The cost of the 24-month course is IRL £1500 (about US $1760). A demonstration is available at http://www.intuitionmedical.com/best_website/best/demoreg.html.

Miscellanea Medica

  • Douglas S. Harrington, MD, has been elected chairman of the board of ChromaVision Medical Systems Inc, a cellular imaging systems company in San Juan Capistrano, Calif.

  • James C. Leonard, MD, a family physician in Mahomet, Ill, has been named president and CEO of the Carle Foundation, a not-for-profit health care system based in Urbana, Ill.

  • Ruth G. Ramsey, MD, former professor of radiology and head of neuroradiology at the University of Chicago hospitals, has become medical director of three Premier Health Services centers of diagnostic radiology in the Chicago, Ill, area.

  • Margaret R. Spitz, MD, chair of the Department of Epidemiology at University of Texas M. D. Anderson Cancer Center, Houston, has received the Distinguished Achievement Award from the American Society of Preventive Oncology.

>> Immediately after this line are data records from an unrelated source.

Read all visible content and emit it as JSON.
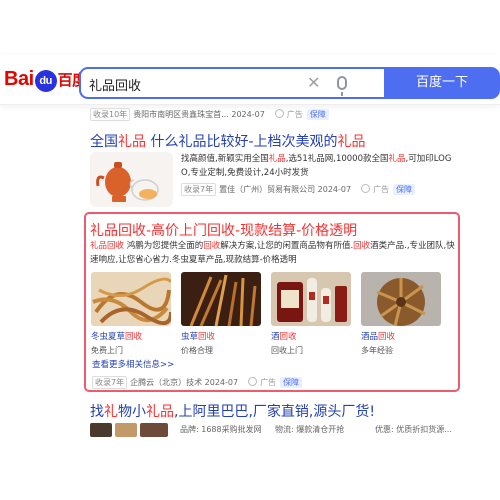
{
  "search": {
    "logo_bai": "Bai",
    "logo_du": "du",
    "logo_cn": "百度",
    "query": "礼品回收",
    "button_label": "百度一下"
  },
  "result1": {
    "tag": "收录10年",
    "source": "贵阳市南明区贵鑫珠宝首... 2024-07",
    "ad_label": "广告",
    "insured": "保障"
  },
  "result2": {
    "title_parts": [
      "全国",
      "礼品",
      " 什么礼品比较好-上档次美观的",
      "礼品"
    ],
    "desc_line1_parts": [
      "找高颜值,新颖实用全国",
      "礼品",
      ",选51礼品网,10000款全国",
      "礼品",
      ",可加印LOG"
    ],
    "desc_line2": "O,专业定制,免费设计,24小时发货",
    "tag": "收录7年",
    "source": "置佳（广州）贸易有限公司 2024-07",
    "ad_label": "广告",
    "insured": "保障"
  },
  "result3": {
    "title": "礼品回收-高价上门回收-现款结算-价格透明",
    "desc_line1_parts": [
      "礼品回收",
      " 鸿鹏为您提供全面的",
      "回收",
      "解决方案,让您的闲置商品物有所值.",
      "回收",
      "酒类产品.,专业团队,快"
    ],
    "desc_line2": "速响应,让您省心省力.冬虫夏草产品,现款结算-价格透明",
    "gallery": [
      {
        "caption": "冬虫夏草",
        "caption_kw": "回收",
        "sub": "免费上门"
      },
      {
        "caption": "虫草",
        "caption_kw": "回收",
        "sub": "价格合理"
      },
      {
        "caption": "酒",
        "caption_kw": "回收",
        "sub": "回收上门"
      },
      {
        "caption": "酒品",
        "caption_kw": "回收",
        "sub": "多年经验"
      }
    ],
    "more_link": "查看更多相关信息>>",
    "tag": "收录7年",
    "source": "企腾云（北京）技术 2024-07",
    "ad_label": "广告",
    "insured": "保障"
  },
  "result4": {
    "title_parts": [
      "找",
      "礼",
      "物小",
      "礼品",
      ",上阿里巴巴,厂家直销,源头厂货!"
    ],
    "info": [
      "品牌: 1688采购批发网",
      "物流: 爆款清仓开抢",
      "优惠: 优质折扣货源..."
    ]
  },
  "colors": {
    "accent": "#4e6ef2",
    "link": "#2440b3",
    "keyword": "#f73131",
    "card_border": "#f05a6e"
  }
}
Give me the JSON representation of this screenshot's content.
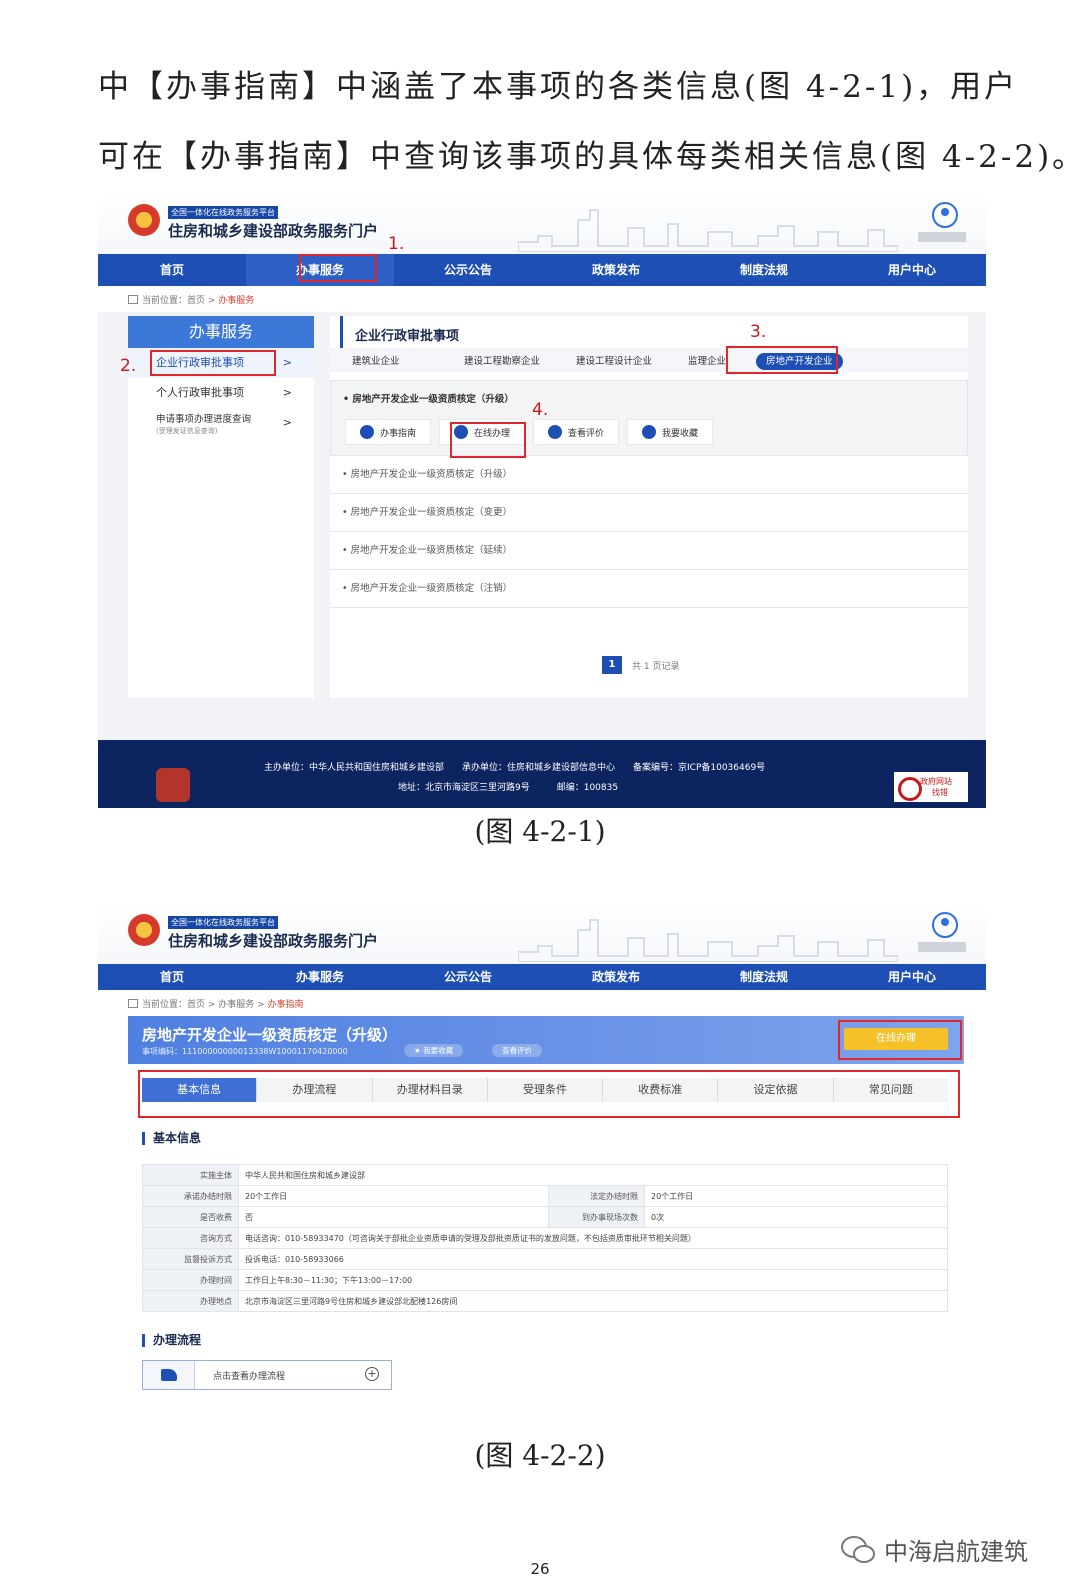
{
  "intro": {
    "line1": "中【办事指南】中涵盖了本事项的各类信息(图 4-2-1)，用户",
    "line2": "可在【办事指南】中查询该事项的具体每类相关信息(图 4-2-2)。"
  },
  "portal": {
    "tag": "全国一体化在线政务服务平台",
    "title": "住房和城乡建设部政务服务门户",
    "nav": [
      "首页",
      "办事服务",
      "公示公告",
      "政策发布",
      "制度法规",
      "用户中心"
    ]
  },
  "fig1": {
    "breadcrumb_prefix": "当前位置：首页 >",
    "breadcrumb_current": "办事服务",
    "markers": [
      "1.",
      "2.",
      "3.",
      "4."
    ],
    "sidebar_title": "办事服务",
    "sidebar_items": [
      {
        "label": "企业行政审批事项"
      },
      {
        "label": "个人行政审批事项"
      },
      {
        "label": "申请事项办理进度查询",
        "sub": "(受理发证信息查询)"
      }
    ],
    "arrow": ">",
    "main_title": "企业行政审批事项",
    "categories": [
      "建筑业企业",
      "建设工程勘察企业",
      "建设工程设计企业",
      "监理企业",
      "房地产开发企业"
    ],
    "expanded_item": "• 房地产开发企业一级资质核定（升级）",
    "actions": [
      "办事指南",
      "在线办理",
      "查看评价",
      "我要收藏"
    ],
    "list": [
      "• 房地产开发企业一级资质核定（升级）",
      "• 房地产开发企业一级资质核定（变更）",
      "• 房地产开发企业一级资质核定（延续）",
      "• 房地产开发企业一级资质核定（注销）"
    ],
    "pager_page": "1",
    "pager_text": "共 1 页记录",
    "footer_line1": "主办单位：中华人民共和国住房和城乡建设部　　承办单位：住房和城乡建设部信息中心　　备案编号：京ICP备10036469号",
    "footer_line2": "地址：北京市海淀区三里河路9号　　　邮编：100835",
    "badge_top": "政府网站",
    "badge_bottom": "找错",
    "caption": "(图 4-2-1)"
  },
  "fig2": {
    "breadcrumb_prefix": "当前位置：首页 > 办事服务 >",
    "breadcrumb_current": "办事指南",
    "banner_title": "房地产开发企业一级资质核定（升级）",
    "banner_code": "事项编码：11100000000013338W10001170420000",
    "pill_fav": "★ 我要收藏",
    "pill_eval": "查看评价",
    "online_button": "在线办理",
    "tabs": [
      "基本信息",
      "办理流程",
      "办理材料目录",
      "受理条件",
      "收费标准",
      "设定依据",
      "常见问题"
    ],
    "section_basic": "基本信息",
    "rows": {
      "impl_k": "实施主体",
      "impl_v": "中华人民共和国住房和城乡建设部",
      "promise_k": "承诺办结时限",
      "promise_v": "20个工作日",
      "legal_k": "法定办结时限",
      "legal_v": "20个工作日",
      "fee_k": "是否收费",
      "fee_v": "否",
      "visit_k": "到办事现场次数",
      "visit_v": "0次",
      "consult_k": "咨询方式",
      "consult_v": "电话咨询：010-58933470（可咨询关于部批企业资质申请的受理及部批资质证书的发放问题，不包括资质审批环节相关问题）",
      "complain_k": "监督投诉方式",
      "complain_v": "投诉电话：010-58933066",
      "time_k": "办理时间",
      "time_v": "工作日上午8:30－11:30；下午13:00－17:00",
      "place_k": "办理地点",
      "place_v": "北京市海淀区三里河路9号住房和城乡建设部北配楼126房间"
    },
    "section_flow": "办理流程",
    "flow_link": "点击查看办理流程",
    "plus": "+",
    "caption": "(图 4-2-2)"
  },
  "page_number": "26",
  "watermark": "中海启航建筑"
}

  • George C. Barrett, MD, a radiologist at Bowman Gray School of Medicine of Wake Forest University, Charlotte, NC, is the new president of the Federation of State Medical Boards of the United States. Ronald C. Agresta, MD, a Steubenville, Ohio, ophthalmologist, is vice president, and George J. Van Komen, MD, an internist in Salt Lake City, Utah, is president-elect.

Editor's Note: Miscellanea Medica appears in the Medical News & Perspectives section occasionally. Items submitted for consideration should be directed to the attention of Marsha F. Goldsmith, Editor, Medical News & Perspectives.